Michel had been so certain that he was little more than a snarling, feral beast.
Like this, he just looked young and fragile.
He didn’t respond when Faustite said Ilse’s name. Ilse had said nothing of the sort, but then, he hadn’t exactly asked what her relationship with Lysithea was. She wasn’t here to verify fact from fiction, anyway. It made sense that Faustite would have lied to him. Michel had come to Ilse’s aid, of course he knew that the two were acquainted in at least some way.

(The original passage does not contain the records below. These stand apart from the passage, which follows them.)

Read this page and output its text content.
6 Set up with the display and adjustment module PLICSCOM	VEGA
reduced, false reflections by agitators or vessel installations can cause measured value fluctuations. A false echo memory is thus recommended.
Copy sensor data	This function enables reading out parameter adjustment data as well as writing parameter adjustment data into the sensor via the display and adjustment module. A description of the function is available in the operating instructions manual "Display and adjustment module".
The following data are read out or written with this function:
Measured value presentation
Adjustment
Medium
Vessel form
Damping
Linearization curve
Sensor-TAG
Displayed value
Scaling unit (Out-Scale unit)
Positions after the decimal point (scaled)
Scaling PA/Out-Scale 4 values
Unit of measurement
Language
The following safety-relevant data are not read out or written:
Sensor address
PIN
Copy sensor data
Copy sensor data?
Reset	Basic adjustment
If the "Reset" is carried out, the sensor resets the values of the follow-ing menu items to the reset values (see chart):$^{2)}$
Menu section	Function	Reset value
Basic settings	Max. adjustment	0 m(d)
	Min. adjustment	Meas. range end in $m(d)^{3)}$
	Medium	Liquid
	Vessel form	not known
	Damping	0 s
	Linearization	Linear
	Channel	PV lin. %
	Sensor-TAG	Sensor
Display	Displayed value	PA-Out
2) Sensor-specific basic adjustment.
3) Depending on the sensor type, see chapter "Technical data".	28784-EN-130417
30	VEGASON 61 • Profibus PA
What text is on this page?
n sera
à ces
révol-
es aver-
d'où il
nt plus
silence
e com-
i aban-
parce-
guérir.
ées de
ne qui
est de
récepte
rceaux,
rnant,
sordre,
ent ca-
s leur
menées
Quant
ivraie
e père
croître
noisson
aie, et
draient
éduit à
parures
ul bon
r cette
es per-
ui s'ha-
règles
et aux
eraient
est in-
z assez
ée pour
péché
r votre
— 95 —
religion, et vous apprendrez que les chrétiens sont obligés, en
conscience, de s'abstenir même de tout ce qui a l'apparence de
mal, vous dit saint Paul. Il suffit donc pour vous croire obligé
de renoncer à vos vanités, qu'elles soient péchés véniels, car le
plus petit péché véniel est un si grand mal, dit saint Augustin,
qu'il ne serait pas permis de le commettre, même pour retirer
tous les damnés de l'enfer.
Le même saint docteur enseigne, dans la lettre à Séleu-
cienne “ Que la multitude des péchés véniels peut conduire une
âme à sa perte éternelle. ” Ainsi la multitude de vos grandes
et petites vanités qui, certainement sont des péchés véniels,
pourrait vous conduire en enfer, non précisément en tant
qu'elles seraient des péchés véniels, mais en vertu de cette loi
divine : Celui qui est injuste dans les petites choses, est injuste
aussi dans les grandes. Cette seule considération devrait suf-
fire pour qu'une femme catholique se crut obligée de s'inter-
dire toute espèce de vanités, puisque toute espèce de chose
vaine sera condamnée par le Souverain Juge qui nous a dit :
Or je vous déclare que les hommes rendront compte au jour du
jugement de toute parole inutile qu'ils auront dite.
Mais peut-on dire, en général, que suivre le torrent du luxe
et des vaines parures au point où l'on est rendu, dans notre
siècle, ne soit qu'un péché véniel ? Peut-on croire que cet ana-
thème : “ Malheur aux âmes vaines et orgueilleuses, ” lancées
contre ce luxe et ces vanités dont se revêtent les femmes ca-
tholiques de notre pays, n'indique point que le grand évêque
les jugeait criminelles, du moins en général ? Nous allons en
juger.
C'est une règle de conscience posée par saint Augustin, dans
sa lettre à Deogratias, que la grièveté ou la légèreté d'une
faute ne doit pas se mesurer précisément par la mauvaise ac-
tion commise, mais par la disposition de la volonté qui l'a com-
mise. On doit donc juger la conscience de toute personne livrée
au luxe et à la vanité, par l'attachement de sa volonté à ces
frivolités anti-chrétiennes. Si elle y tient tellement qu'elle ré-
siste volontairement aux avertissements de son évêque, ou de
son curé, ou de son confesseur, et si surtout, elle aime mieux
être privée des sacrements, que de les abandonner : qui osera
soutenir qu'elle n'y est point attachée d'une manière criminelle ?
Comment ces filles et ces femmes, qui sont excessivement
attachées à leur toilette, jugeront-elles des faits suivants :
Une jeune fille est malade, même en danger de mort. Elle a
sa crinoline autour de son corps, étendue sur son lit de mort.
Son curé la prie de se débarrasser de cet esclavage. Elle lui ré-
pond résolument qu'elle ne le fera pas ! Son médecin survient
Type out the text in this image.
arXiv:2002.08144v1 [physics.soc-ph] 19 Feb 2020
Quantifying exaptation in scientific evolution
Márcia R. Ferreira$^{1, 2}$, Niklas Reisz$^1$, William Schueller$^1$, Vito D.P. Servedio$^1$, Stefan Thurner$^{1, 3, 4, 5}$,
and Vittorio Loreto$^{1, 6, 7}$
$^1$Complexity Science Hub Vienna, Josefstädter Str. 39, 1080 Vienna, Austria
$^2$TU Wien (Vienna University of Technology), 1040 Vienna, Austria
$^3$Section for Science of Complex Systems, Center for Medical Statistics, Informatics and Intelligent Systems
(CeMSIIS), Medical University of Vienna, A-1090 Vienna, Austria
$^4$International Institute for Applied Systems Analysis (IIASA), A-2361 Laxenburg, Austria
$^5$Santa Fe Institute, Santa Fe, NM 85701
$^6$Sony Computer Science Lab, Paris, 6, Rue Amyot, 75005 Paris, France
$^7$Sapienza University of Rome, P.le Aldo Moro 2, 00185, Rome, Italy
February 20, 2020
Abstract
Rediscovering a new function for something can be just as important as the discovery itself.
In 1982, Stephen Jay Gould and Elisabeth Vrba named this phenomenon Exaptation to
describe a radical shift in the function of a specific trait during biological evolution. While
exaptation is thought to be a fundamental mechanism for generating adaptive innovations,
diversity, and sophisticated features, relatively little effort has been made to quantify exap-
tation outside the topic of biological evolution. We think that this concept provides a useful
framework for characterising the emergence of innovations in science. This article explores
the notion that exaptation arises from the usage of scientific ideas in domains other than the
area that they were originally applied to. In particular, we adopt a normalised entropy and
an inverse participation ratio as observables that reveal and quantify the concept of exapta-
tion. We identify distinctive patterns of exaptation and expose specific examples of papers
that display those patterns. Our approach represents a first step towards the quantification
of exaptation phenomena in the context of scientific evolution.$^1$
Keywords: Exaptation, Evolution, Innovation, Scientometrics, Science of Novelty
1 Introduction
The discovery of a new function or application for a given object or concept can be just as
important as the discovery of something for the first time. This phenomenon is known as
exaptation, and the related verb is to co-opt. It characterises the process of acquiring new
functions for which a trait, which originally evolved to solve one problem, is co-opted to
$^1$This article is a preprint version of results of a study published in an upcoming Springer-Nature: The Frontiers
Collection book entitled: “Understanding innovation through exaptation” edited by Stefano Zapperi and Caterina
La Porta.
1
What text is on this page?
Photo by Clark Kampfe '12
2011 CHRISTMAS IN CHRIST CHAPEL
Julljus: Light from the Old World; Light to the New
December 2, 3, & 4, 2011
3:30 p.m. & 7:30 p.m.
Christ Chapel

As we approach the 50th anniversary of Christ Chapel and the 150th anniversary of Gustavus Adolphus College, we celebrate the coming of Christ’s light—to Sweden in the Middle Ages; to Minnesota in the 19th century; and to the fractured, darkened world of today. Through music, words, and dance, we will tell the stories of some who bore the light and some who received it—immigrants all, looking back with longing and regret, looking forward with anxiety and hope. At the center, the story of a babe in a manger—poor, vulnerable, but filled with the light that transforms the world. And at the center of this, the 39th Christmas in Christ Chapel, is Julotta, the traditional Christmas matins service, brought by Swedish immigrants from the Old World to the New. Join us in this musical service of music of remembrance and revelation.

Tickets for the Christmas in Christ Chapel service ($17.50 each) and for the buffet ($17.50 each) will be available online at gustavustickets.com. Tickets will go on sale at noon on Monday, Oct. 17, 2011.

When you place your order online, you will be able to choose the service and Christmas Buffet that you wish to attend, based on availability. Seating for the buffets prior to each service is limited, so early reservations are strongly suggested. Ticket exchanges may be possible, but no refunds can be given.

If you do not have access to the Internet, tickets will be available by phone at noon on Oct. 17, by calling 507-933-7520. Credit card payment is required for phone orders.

There was too much to unpack in all of it, so he just leaned back. Faustite did not miraculously heal, did not put up more of a fight here. The magic of Mont Saint Michel was overwhelming, and the pressure in the air seemed laced with sorrow and regret and anger.
He didn't know if it was him, or this place, or all of it together.
His Lysithea was gone. Moved on already, maybe. Michel didn’t grieve, not now. This path was far from its end and he wasn’t going to let Faustite witness him come crumbling down.
“She wanted to save you, you know. She’s always been like that. Trying to piece together the battered and broken. There’s a light in her that just won’t quit. She’ll leave the Negaverse, it’s only a matter of time. You can’t burn out a light like that. She doesn’t have to remember me, or anyone. She’ll do it, herself. Because you weren’t enough. Metallia isn’t enough. The only thing you’ve done is waste time and throw away someone who cared about you. For whatever reason. She sees things in people that I don’t. That I never will.”
She looked for the good and he looked for everything else.
“Malus, too. He’s foolish in the same way. Pities the youma, wants to save them. You could have been her hero, you know. She would have been indebted to you if you’d told her the truth and ‘saved’ her. Now you’ve burned that bridge. And who knows what others. I guess it doesn’t matter if you rot down here.”
He moved only then, to grip his weapon and pull himself to his feet. He didn’t care what had collected on him, but the floor was cold. He brushed himself off and had an unwavering air of indifference about him.
Faustite was right. He was still alive because that’s what Lysithea would want. But if he didn’t have her, what was the point?